Remix.run Logo
plipt 3 days ago

I dont think the Flash model discussed in the article is 30B

Their benchmark table shows it beating Qwen3-235B-A22B

Does "Flash" in the name of a Qwen model indicate a model-as-a-service and not open weights?

red2awn 3 days ago | parent [-]

Flash is a closed weight version of https://huggingface.co/Qwen/Qwen3-Omni-30B-A3B-Instruct (it is 30B but with addtional training on top of the open weight release). They deploy the flash version on Qwen's own chat.

plipt 3 days ago | parent [-]

Thanks

Was it being closed weight obvious to you from the article? Trying to understand why I was confused. Had not seen the "Flash" designation before

Also 30B models can beat a semi-recent 235B with just some additional training?
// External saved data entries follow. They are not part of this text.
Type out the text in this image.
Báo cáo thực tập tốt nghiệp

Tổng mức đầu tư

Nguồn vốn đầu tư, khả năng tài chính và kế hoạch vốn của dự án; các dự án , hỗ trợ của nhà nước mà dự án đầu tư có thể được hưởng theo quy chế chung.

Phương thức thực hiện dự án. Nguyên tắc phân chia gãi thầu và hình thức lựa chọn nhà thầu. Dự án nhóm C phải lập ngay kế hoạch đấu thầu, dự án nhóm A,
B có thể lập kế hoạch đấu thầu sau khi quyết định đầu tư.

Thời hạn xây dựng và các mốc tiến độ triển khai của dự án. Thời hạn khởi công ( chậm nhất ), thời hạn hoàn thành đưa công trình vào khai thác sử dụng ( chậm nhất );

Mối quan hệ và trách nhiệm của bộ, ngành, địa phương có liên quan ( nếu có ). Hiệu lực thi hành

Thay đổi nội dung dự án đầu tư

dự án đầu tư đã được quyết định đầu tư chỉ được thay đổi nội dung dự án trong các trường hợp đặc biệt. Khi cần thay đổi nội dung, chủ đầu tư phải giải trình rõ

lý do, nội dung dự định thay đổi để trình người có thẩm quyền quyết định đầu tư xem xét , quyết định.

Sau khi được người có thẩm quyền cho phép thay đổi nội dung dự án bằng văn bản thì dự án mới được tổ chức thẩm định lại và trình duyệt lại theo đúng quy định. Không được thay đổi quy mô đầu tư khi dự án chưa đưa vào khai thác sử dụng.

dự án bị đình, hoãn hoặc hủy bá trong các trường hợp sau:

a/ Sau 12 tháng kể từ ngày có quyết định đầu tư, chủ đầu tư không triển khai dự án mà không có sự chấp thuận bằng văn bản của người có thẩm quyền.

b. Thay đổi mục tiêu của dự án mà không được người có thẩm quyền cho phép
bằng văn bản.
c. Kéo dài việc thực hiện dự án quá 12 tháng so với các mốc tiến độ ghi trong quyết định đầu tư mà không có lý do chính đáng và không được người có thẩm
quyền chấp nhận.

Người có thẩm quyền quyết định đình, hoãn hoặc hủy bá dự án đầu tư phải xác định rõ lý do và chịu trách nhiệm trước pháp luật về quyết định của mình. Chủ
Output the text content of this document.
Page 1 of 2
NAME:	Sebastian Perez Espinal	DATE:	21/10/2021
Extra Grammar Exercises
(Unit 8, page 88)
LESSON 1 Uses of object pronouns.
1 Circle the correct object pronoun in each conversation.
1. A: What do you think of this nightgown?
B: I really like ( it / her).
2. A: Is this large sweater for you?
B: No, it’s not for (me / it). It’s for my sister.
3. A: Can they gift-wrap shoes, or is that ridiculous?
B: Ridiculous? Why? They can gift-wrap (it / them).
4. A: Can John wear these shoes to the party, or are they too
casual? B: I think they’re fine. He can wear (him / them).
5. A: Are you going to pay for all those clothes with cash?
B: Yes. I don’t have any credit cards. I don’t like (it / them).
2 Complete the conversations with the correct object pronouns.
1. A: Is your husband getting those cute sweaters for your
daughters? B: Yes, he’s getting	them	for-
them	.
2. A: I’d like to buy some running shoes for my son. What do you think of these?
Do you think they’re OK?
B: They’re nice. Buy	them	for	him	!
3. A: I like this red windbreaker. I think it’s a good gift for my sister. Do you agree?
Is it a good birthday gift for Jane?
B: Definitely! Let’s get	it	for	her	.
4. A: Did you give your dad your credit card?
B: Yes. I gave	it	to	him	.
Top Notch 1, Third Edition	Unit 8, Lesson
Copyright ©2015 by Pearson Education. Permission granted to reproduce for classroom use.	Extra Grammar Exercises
red2awn 3 days ago | parent [-]

They had a Flash variant released alongside the original open weight release. It is also mentioned in Section 5 of the paper: https://arxiv.org/pdf/2509.17765

For the evals it's probably just trained on a lot of the benchmark adjacent datasets compared to the 235B model. Similar thing happened on other model today: https://x.com/NousResearch/status/1998536543565127968 (a 30B model trained specifically to do well in maths get near SOTA scores)